Produced in three sizes, the watches are inspired by the natural surfs and corals of Mexico and feature a self-winding movement, a screw-down crown for water resistance and crocodile straps. The face has Arabian numbers and leaf-shaped hands, and the retail price tag is $1,850.
Nature inspired Locman, an Italian watch company that made a splash on the watch scene in the mid-Nineties with timepieces carved from briarwood, typical of the Isle of Elba, off the Tuscan coast, where the company is headquartered. The bold squared-off cases, avant-garde materials and affordable prices quickly catapulted Locman into the watch stratosphere with an annual production of 300,000 pieces that translated into $60 million in sales this year.
To monitor its 400 U.S. retail accounts, which include Neiman Marcus, Bergdorf Goodman, Mayor’s Jewelers and London Jewelers, Locman has established subsidiaries in Los Angeles and New York.

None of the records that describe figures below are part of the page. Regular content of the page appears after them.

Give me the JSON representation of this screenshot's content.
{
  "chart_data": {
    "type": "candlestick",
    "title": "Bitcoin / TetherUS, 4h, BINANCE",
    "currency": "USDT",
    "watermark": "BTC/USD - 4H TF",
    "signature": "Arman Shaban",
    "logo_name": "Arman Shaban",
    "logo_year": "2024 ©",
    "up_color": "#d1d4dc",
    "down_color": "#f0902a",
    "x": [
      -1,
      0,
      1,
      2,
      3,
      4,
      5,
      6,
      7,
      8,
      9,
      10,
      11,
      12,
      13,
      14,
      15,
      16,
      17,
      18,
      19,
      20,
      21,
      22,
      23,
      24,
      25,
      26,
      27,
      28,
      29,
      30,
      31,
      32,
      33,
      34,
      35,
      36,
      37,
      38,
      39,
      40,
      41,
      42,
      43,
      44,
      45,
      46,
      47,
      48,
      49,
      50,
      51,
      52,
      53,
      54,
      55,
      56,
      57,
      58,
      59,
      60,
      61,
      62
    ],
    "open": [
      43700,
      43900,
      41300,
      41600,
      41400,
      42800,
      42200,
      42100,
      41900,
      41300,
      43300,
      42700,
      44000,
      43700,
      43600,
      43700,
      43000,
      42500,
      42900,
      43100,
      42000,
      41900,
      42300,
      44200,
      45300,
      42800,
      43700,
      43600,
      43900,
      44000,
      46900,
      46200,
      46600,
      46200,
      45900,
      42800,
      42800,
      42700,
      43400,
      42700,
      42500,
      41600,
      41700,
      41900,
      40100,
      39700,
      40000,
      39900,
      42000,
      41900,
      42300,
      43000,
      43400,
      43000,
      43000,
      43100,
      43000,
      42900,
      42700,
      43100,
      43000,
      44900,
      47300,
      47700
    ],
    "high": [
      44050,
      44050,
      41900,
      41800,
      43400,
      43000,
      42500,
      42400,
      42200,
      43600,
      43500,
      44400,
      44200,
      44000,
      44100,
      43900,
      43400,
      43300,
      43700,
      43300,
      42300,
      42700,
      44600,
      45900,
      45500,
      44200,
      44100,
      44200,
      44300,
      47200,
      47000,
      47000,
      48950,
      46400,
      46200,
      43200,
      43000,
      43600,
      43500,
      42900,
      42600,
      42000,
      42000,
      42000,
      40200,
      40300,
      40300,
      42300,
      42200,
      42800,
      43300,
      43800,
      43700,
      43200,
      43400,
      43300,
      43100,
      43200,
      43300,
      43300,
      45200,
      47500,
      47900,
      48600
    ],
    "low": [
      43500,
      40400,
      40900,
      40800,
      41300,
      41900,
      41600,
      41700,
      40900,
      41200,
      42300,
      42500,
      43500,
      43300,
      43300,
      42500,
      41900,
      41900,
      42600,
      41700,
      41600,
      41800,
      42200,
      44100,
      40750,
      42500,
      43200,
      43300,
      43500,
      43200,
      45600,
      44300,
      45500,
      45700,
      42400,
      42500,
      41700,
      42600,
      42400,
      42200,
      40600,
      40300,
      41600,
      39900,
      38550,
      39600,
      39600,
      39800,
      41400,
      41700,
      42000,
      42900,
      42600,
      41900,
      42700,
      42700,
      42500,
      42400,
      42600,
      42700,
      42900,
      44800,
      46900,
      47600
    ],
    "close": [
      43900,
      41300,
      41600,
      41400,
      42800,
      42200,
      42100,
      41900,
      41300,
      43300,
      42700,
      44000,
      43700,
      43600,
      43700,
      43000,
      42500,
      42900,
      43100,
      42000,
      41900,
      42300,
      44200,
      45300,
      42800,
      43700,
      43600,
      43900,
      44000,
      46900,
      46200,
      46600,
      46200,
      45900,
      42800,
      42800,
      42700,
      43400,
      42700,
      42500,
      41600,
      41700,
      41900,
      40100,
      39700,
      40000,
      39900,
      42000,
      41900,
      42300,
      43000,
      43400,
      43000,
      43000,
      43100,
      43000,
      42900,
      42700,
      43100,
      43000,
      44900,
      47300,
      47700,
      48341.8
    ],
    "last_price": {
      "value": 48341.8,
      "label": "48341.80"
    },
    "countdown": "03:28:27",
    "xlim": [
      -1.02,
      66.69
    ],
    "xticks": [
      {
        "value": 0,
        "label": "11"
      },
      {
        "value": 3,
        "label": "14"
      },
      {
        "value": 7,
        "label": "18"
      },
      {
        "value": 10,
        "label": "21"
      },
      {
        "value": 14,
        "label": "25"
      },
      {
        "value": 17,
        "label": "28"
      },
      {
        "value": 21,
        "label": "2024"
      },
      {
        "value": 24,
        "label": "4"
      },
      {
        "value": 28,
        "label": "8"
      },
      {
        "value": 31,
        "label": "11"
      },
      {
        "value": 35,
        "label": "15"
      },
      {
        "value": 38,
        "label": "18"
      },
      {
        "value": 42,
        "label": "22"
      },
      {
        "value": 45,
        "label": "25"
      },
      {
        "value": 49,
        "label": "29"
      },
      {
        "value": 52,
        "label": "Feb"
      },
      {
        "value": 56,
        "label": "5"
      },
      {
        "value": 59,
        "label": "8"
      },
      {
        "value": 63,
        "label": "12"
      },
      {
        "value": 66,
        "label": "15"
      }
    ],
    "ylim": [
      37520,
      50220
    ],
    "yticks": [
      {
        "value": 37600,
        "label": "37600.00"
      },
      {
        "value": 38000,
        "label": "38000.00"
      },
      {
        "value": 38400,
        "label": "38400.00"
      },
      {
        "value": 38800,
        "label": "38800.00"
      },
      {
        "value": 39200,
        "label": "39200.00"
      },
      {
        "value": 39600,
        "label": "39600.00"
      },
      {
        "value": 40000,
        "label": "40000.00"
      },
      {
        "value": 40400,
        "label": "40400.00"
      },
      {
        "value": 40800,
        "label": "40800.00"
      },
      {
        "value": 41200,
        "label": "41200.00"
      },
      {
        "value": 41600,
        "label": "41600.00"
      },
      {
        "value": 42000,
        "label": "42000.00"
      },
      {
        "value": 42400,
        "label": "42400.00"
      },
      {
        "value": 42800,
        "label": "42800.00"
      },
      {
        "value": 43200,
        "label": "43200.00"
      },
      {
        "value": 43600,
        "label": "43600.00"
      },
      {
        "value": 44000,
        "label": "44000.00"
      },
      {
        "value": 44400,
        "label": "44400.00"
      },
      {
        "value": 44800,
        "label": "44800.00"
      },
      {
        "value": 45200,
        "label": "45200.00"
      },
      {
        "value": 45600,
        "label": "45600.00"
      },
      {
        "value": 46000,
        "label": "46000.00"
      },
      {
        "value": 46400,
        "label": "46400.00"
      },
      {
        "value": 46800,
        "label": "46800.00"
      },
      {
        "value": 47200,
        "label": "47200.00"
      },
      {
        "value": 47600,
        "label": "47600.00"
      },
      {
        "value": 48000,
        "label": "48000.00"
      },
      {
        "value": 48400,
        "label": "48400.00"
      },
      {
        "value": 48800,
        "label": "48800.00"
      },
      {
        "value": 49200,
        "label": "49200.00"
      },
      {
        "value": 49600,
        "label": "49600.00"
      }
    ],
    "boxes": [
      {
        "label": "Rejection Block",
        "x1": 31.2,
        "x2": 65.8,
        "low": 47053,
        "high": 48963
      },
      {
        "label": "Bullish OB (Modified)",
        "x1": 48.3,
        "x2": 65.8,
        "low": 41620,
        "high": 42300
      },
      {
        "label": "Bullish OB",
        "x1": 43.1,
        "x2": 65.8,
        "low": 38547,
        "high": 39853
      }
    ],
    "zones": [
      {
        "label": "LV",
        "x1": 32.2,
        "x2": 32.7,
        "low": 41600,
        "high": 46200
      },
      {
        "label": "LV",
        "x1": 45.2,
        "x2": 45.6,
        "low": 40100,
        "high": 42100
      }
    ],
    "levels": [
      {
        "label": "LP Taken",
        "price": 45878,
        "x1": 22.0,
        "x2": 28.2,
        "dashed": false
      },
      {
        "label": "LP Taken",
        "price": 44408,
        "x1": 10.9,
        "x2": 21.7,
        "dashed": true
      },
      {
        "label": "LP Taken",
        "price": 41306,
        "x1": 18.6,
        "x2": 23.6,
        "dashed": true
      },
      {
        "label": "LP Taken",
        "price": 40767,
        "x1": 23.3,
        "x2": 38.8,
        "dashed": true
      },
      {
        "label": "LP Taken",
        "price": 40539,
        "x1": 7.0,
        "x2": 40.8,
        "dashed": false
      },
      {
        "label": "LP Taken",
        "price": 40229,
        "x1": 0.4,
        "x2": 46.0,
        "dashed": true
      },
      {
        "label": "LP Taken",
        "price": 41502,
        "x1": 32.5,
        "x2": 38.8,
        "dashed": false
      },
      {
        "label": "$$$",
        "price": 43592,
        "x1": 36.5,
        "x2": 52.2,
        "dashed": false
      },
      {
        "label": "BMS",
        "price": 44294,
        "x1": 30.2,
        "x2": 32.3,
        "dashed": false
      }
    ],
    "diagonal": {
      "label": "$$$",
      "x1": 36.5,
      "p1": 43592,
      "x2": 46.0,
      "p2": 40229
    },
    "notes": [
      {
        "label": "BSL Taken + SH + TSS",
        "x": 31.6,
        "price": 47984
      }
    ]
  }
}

The retail price list spans from about $290 for the basic Tonneau style in aluminum to a maximum of $6,000 for one timepiece with three carats of brilliant-cut diamonds. The company is now researching ways to develop titanium.
Ritmo Mundo, meanwhile, is now sold in about 50 stores in the U.S, including some Saks locations and Hyde Jewelers. With prices between $900 and $1,200, Ritmo offers fashionable styles that don’t break the bank. The collections are made in stainless steel with colored straps and the case shapes include rectangular and oval styles.
Soltani, who is based in Beverly Hills, although the watches are made in Italy, said he has invested heavily in marketing and advertising, and since he is located in Los Angeles, he has worked with celebrities and stylists and is also pursuing product placement in movies. In addition, he is building his international distribution and the brand is now sold in 10 countries, including South Korea, Germany and Kuwait.
“We are not a fad,” Soltani said. “There are a lot of watches in the market now, but we feel we are here for the long term.”